8. Protect your skin.
As the temperature drops or if there is a wind, pay special attention to your hands, feet, face and ears. Hats, headbands and buffs can be taken off and stuffed in pocket it you get too hot. Synthetic fabrics, especially for your feet, are key. Rub on moisturizing cream or lotion for your exposed areas (nose and cheeks) or use a thin layer of Vaseline for sensitive areas like the nostrils, tip of the nose, and ears for more protection. If you’re out during the day, don’t forget your sunscreen and a lip balm with SPF. Snow reflects up to 80 percent of UV rays and skin cells can be damaged even on cloudy days. If you spend time at elevation, UV exposure also increases.
9. Get Traction.
Navigating slippery sidewalks and trails can be an agility workout all on it’s own! Protect yourself from falls and consider investing in a pair of ice cleats and walking poles for increased traction and stability. Ice cleats are best designed for ice and snow, use caution if transitioning to bare pavement.
10. Stay hydrated.
While on warm days, many of us are prompted to drink water due to thirst. However, this can be a poor indicator of your hydration level in winter months. You are still losing fluids as you breath and sweat during the colder months so be sure to replenish your fluids. If you are having a hard time getting excited about water, consider a hot cup of herbal tea or warm water with lemon.

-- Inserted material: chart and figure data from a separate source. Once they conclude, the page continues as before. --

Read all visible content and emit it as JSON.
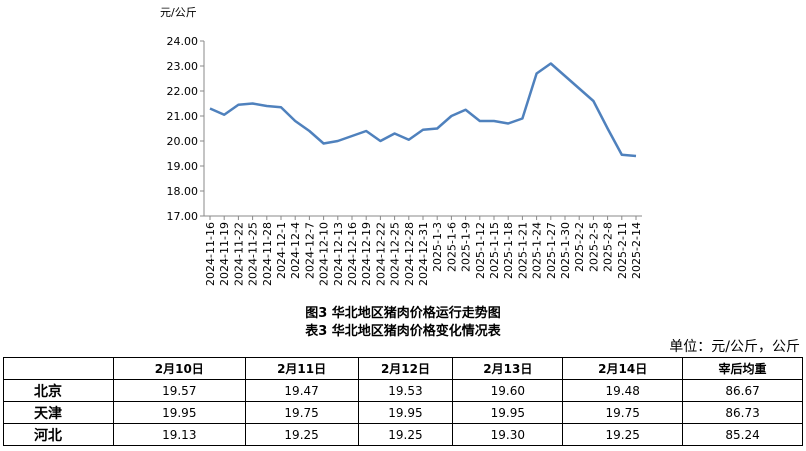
{
  "chart_data": {
    "type": "line",
    "title": "图3 华北地区猪肉价格运行走势图",
    "ylabel": "元/公斤",
    "color": "#4f81bd",
    "categories": [
      "2024-11-16",
      "2024-11-19",
      "2024-11-22",
      "2024-11-25",
      "2024-11-28",
      "2024-12-1",
      "2024-12-4",
      "2024-12-7",
      "2024-12-10",
      "2024-12-13",
      "2024-12-16",
      "2024-12-19",
      "2024-12-22",
      "2024-12-25",
      "2024-12-28",
      "2024-12-31",
      "2025-1-3",
      "2025-1-6",
      "2025-1-9",
      "2025-1-12",
      "2025-1-15",
      "2025-1-18",
      "2025-1-21",
      "2025-1-24",
      "2025-1-27",
      "2025-1-30",
      "2025-2-2",
      "2025-2-5",
      "2025-2-8",
      "2025-2-11",
      "2025-2-14"
    ],
    "values": [
      21.3,
      21.05,
      21.45,
      21.5,
      21.4,
      21.35,
      20.8,
      20.4,
      19.9,
      20.0,
      20.2,
      20.4,
      20.0,
      20.3,
      20.05,
      20.45,
      20.5,
      21.0,
      21.25,
      20.8,
      20.8,
      20.7,
      20.9,
      22.7,
      23.1,
      22.6,
      22.1,
      21.6,
      20.5,
      19.45,
      19.4
    ],
    "ylim": [
      17,
      24
    ],
    "yticks": [
      {
        "value": 17,
        "label": "17.00"
      },
      {
        "value": 18,
        "label": "18.00"
      },
      {
        "value": 19,
        "label": "19.00"
      },
      {
        "value": 20,
        "label": "20.00"
      },
      {
        "value": 21,
        "label": "21.00"
      },
      {
        "value": 22,
        "label": "22.00"
      },
      {
        "value": 23,
        "label": "23.00"
      },
      {
        "value": 24,
        "label": "24.00"
      }
    ],
    "grid": false
  },
  "table": {
    "title": "表3 华北地区猪肉价格变化情况表",
    "unit": "单位：元/公斤，公斤",
    "header": [
      "2月10日",
      "2月11日",
      "2月12日",
      "2月13日",
      "2月14日",
      "宰后均重"
    ],
    "rows": [
      [
        "北京",
        "19.57",
        "19.47",
        "19.53",
        "19.60",
        "19.48",
        "86.67"
      ],
      [
        "天津",
        "19.95",
        "19.75",
        "19.95",
        "19.95",
        "19.75",
        "86.73"
      ],
      [
        "河北",
        "19.13",
        "19.25",
        "19.25",
        "19.30",
        "19.25",
        "85.24"
      ]
    ]
  }
}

Bonus Tip – Embrace the Wind!
Although it might be tough to head into the wind at the start of your walk or run, plan your route so as you heat up and start to sweat, having the wind at your back will help to preserve your core body temperature and avoid windchill.
You can also listen to more about staying active this Winter with Kiley Torti and Rob Murray on Mountain FM.
Living in the Bow Valley means long winters but it doesn’t mean you have to hibernate. Finding strategies to help you stay active and get outside will help to boost your mood, energy and your immune system. So bundle up and get out there!
Kiley is a Clinical Exercise Physiologist and one of the PCN’s Active Living Consultants.